1

120 10 8
                                    

Cicho uchylam drzwi i wchodzę do środka ostrożnie stawiając stopy.

Przez okno nad drewnianą komodą wpada cienka smuga księżycowego światła. Opada delikatnie na zmierzwioną patchworkową kołdrę. Babcia cerowała mi ją już tysiące razy, tak samo jak zniszczoną, wyblakłą poduszkę leżącą teraz w odległym kącie pokoju.

Posuwam się czujnie coraz bliżej pierwszej szuflady. Znam ten pokój na pamięć. Umiałabym wskazać liczbę sęków w startych deskach na podłodze i ścianach z zamkniętymi oczami, po pijanemu a nawet w trakcie okresu. Mimo to nie pozwalam sobie na żaden szybszy, głośniejszy krok czy oddech.

Jest już po północy. Babcia nie byłaby zadowolona wiedząc, że o tej porze przychodzę do domu.

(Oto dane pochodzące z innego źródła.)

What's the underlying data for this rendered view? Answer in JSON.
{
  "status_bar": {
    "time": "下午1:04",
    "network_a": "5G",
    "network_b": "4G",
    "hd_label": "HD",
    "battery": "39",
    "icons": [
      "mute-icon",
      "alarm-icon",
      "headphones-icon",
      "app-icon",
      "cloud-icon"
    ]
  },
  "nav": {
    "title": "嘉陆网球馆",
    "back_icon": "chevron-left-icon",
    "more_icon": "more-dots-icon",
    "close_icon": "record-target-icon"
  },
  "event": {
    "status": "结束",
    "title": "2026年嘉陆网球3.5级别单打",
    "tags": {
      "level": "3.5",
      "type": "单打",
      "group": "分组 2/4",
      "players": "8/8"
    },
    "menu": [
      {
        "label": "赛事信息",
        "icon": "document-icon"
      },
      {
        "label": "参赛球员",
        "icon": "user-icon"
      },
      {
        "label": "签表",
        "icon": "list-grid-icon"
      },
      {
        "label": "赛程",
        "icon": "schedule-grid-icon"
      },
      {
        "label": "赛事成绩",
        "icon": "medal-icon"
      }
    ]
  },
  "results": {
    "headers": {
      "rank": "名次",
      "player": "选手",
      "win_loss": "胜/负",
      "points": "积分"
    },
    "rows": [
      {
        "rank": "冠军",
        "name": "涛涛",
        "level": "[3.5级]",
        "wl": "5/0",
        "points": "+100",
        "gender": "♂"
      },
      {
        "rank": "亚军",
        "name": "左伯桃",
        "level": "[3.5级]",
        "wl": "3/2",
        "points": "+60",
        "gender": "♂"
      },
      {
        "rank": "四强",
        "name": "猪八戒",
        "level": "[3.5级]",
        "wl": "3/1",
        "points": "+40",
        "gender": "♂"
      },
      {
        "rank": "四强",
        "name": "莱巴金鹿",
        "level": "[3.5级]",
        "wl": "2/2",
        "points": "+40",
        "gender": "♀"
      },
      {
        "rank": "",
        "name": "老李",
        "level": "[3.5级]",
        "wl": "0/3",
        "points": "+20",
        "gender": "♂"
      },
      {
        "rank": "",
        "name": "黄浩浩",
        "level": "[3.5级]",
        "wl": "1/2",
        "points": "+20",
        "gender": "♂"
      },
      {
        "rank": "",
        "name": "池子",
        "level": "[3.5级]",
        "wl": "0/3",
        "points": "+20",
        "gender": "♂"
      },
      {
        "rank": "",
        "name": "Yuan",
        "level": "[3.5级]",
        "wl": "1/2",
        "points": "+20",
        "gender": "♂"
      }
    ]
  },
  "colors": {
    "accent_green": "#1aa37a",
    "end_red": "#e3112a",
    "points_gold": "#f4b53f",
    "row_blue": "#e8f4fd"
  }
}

Zmęczenie nie do końca zaćmiewa moje wyrzuty sumienia, kiedy bezpiecznie już kładę się w ubraniu na miękkim materacu. Buty, rozebrane jeszcze na polu, zostawiłam w przedpokoju.

Postanawiam znów spróbować. Więc zaczynam, dokładnie tak jak mnie uczyła. Najpierw od liczenia oddechów. Jeden... dwa... trzy... Nie wiem dlaczego dalej mam pod powiekami obraz Ivvy znów skaczącej w ognisko. Tak, tak, nie przez, a w ognisko. Naprawdę dobrze się dzisiaj bawiłam.

Poddaję się po pięćdziesięciu, obiecując wszystkim bogom świata poprawę już jutro.

***

Czuję na policzkach ciepły powiew wieczornego wiatru. Uświadamiam sobie, że siedzę na gałęzi drzewa. To jakaś stara, wielka wiśnia, widzę kilka jeszcze niedojrzałych owoców. Wstaję, przytrzymując się pnia i rozglądając dookoła. Drzewo rośnie na samym środku ruchliwej ulicy.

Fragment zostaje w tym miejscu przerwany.